On Thursday, Veterans Affairs Secretary Eric Shinseki testified before Congress about allegations that VA facilities around the nation had falsified wait times for veterans. His response: “Any allegation, any adverse incident like this makes me mad as hell.” Meanwhile, over at the White House, press secretary Jay Carney explains that Obama is “concerned and angry” over the allegations.
To which our response should be: so the hell what?
Why exactly do we care about the feelings of our Secretary of Veterans Affairs? Why are the American people now in the business of examining the innermost emotional lives of our politicians, rather than their ability to do their jobs?
This sort of language must be poll tested. How else can we explain the sudden ubiquity of this non-answer answer to scandal? Here’s White House press secretary Jay Carney explaining President Obama’s response to the IRS’ targeting of conservative groups: “I mean, nobody's been more outraged by the reported conduct here than the president of the United States.” And here’s Obama on allegations that Secret Service members were shtupping prostitutes in Colombia: “Of course I’ll be angry.”
Here’s Hillary Clinton on her failures of leadership before, during, and after the terrorist attacks in Benghazi: “I stood next to President Obama as the Marines carried those flag-draped caskets off the plane at Andrews.

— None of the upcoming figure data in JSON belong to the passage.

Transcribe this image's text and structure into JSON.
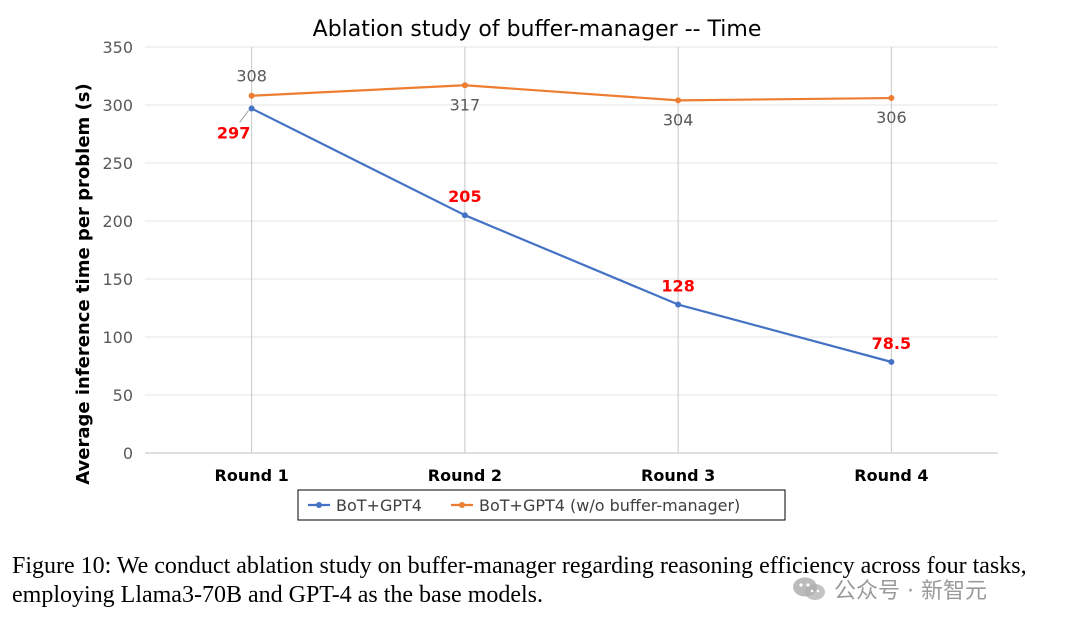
{
  "chart_data": {
    "type": "line",
    "title": "Ablation study of buffer-manager -- Time",
    "xlabel": "",
    "ylabel": "Average inference time per problem (s)",
    "categories": [
      "Round 1",
      "Round 2",
      "Round 3",
      "Round 4"
    ],
    "ylim": [
      0,
      350
    ],
    "yticks": [
      0,
      50,
      100,
      150,
      200,
      250,
      300,
      350
    ],
    "grid": "vertical",
    "legend": "bottom",
    "series": [
      {
        "name": "BoT+GPT4",
        "values": [
          297,
          205,
          128,
          78.5
        ],
        "labels": [
          "297",
          "205",
          "128",
          "78.5"
        ],
        "color": "#4472C4",
        "label_color": "#FF0000"
      },
      {
        "name": "BoT+GPT4 (w/o buffer-manager)",
        "values": [
          308,
          317,
          304,
          306
        ],
        "labels": [
          "308",
          "317",
          "304",
          "306"
        ],
        "color": "#ED7D31",
        "label_color": "#595959"
      }
    ]
  },
  "caption": "Figure 10: We conduct ablation study on buffer-manager regarding reasoning efficiency across four tasks, employing Llama3-70B and GPT-4 as the base models.",
  "watermark": {
    "text": "公众号 · 新智元",
    "icon": "wechat-icon"
  }
}
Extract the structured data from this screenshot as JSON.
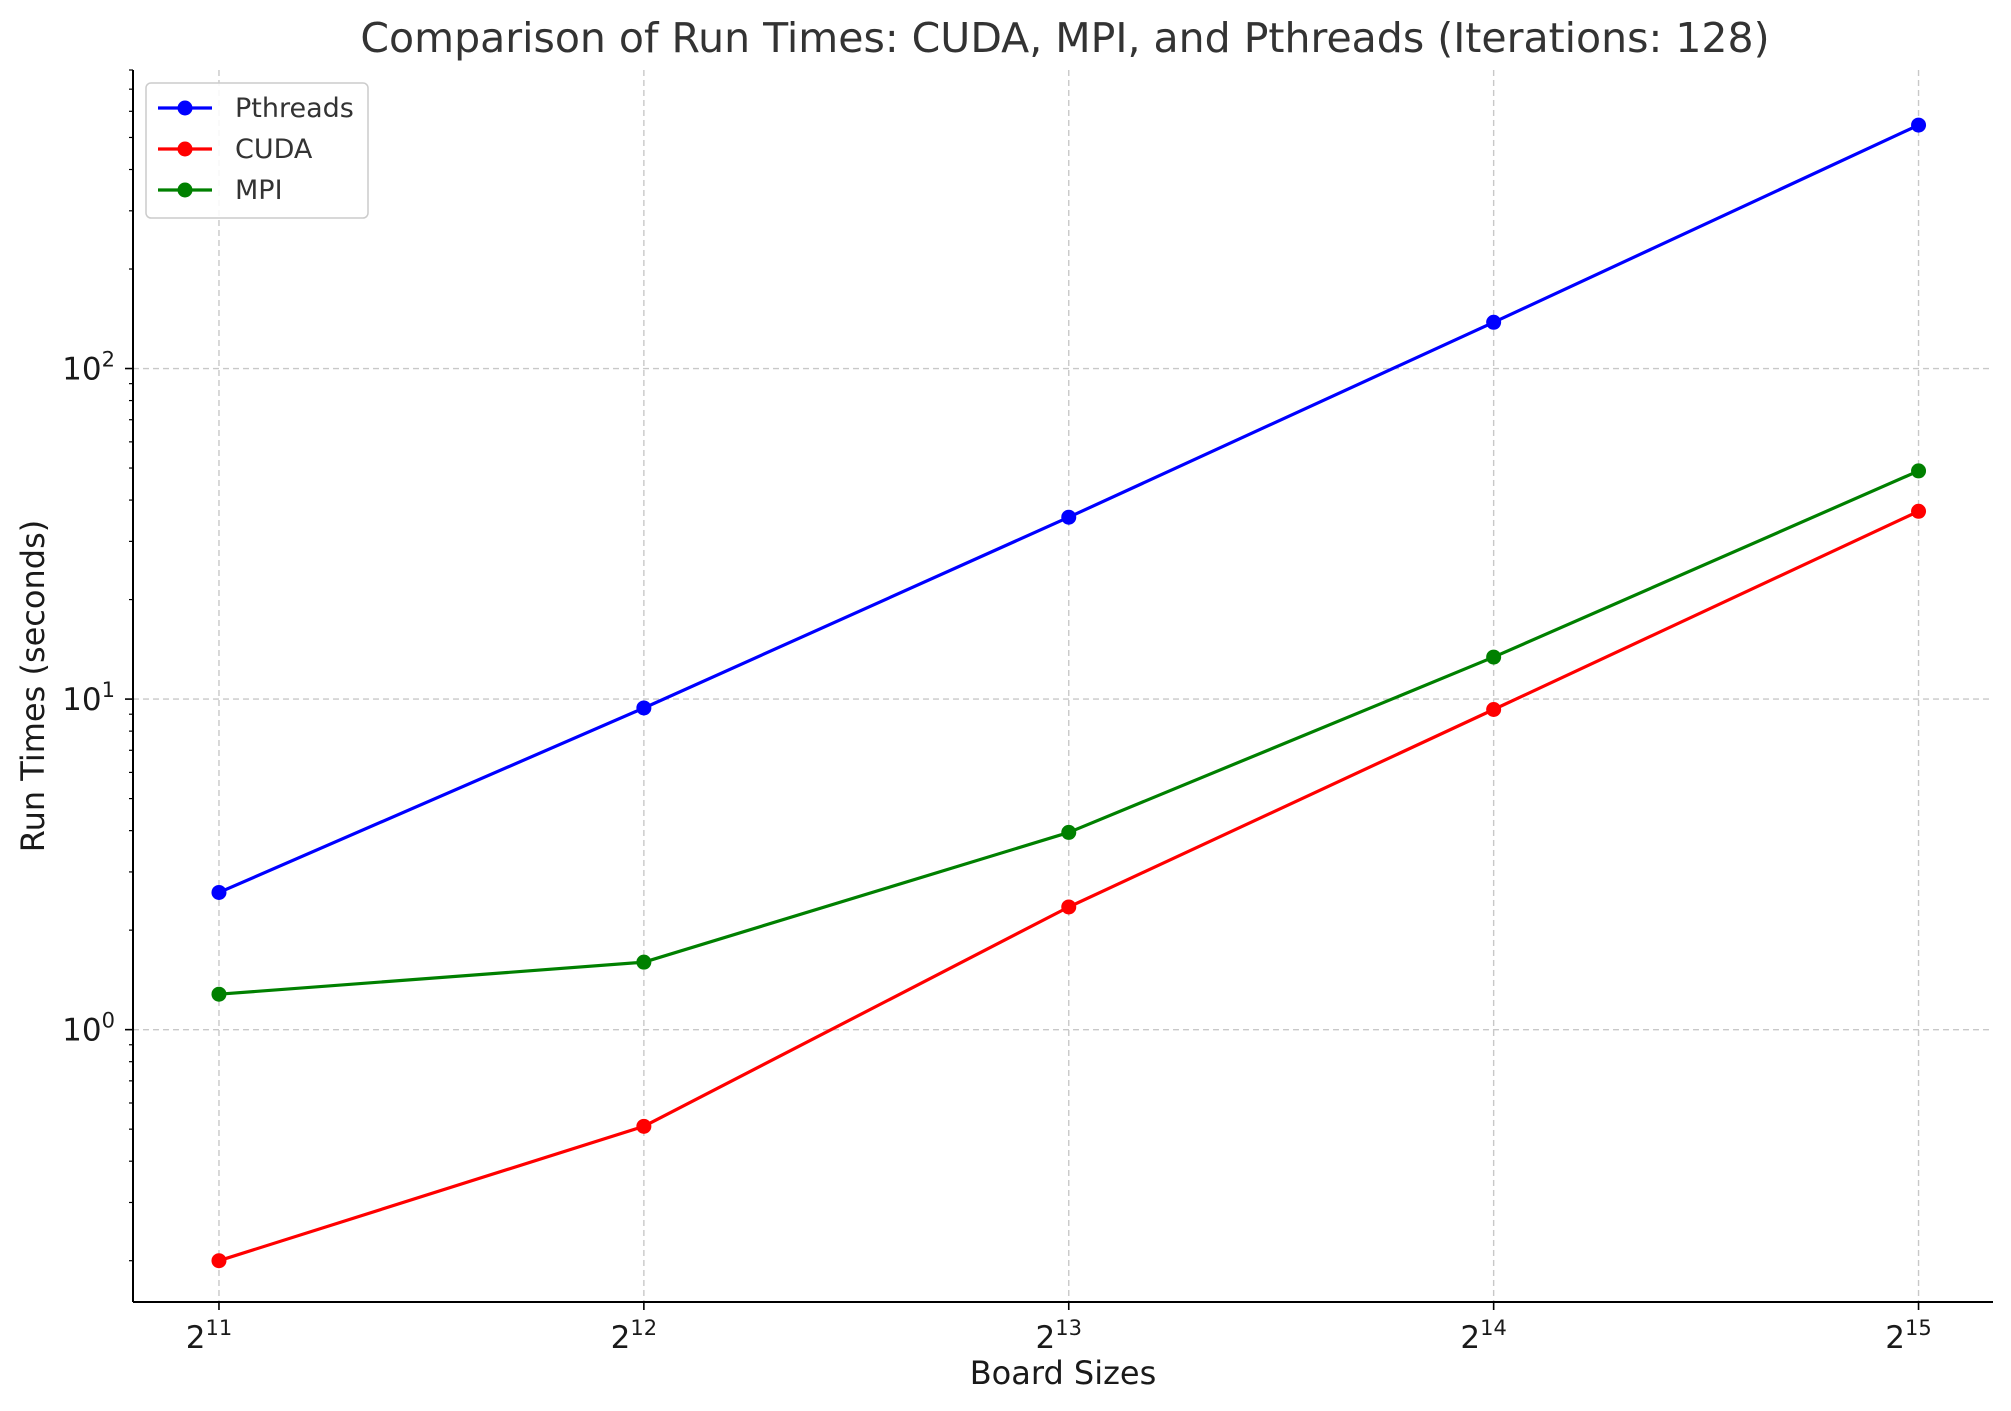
{
  "chart_data": {
    "type": "line",
    "title": "Comparison of Run Times: CUDA, MPI, and Pthreads (Iterations: 128)",
    "xlabel": "Board Sizes",
    "ylabel": "Run Times (seconds)",
    "x_scale": "log2",
    "y_scale": "log10",
    "x": [
      2048,
      4096,
      8192,
      16384,
      32768
    ],
    "x_tick_labels": [
      {
        "base": "2",
        "exp": "11"
      },
      {
        "base": "2",
        "exp": "12"
      },
      {
        "base": "2",
        "exp": "13"
      },
      {
        "base": "2",
        "exp": "14"
      },
      {
        "base": "2",
        "exp": "15"
      }
    ],
    "y_ticks": [
      {
        "value": 1,
        "base": "10",
        "exp": "0"
      },
      {
        "value": 10,
        "base": "10",
        "exp": "1"
      },
      {
        "value": 100,
        "base": "10",
        "exp": "2"
      }
    ],
    "ylim": [
      0.15,
      800
    ],
    "xlim": [
      1780,
      37000
    ],
    "grid": true,
    "legend_position": "top-left",
    "series": [
      {
        "name": "Pthreads",
        "color": "#0000ff",
        "values": [
          2.6,
          9.4,
          35.5,
          138,
          545
        ]
      },
      {
        "name": "CUDA",
        "color": "#ff0000",
        "values": [
          0.2,
          0.51,
          2.35,
          9.3,
          37
        ]
      },
      {
        "name": "MPI",
        "color": "#008000",
        "values": [
          1.28,
          1.6,
          3.95,
          13.4,
          49
        ]
      }
    ]
  }
}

I put my arms around the mothers and fathers, sisters and brothers, sons and daughters.” She teared up while saying this. That was shortly before she screamed at Congress that it made no difference why four men were killed in Benghazi.
Feelings and intentions matter significantly more to Americans than actions. It doesn’t matter if Shinseki presided over a department that let 40 veterans die. It doesn’t matter if Obama has presided over scandal after scandal, or if Hillary failed to provide armed protection at the American consulate in Benghazi. It doesn’t matter if they all lie. So long as they’re emotional about life, we’re willing to cut them slack.
That’s how President Obama was elected in 2012. President Bill Clinton summed it up well while making the case for Obama during that election cycle:
Governor Romney's argument is, we're not fixed, so fire him and put me in. It is true we're not fixed. When President Obama looked into the eyes of that man who said in the debate, I had so much hope four years ago and I don't now, I thought he was going to cry. Because he knows that it's not fixed.
To which our response should be: who in the hell cares? If I hire a plumber, and he proceeds to completely destroy my pipes, then tears up and tells me he feels bad about that, should I pay him and then recommend him to friends? Of course not. To do so would be absurd.
But when it comes to our politicians, we're willing to take them at their word. Their feelings trump their actions. That’s on us, not on the politicians who take advantage of our bleeding hearts to inflict wounds on an already-bleeding country.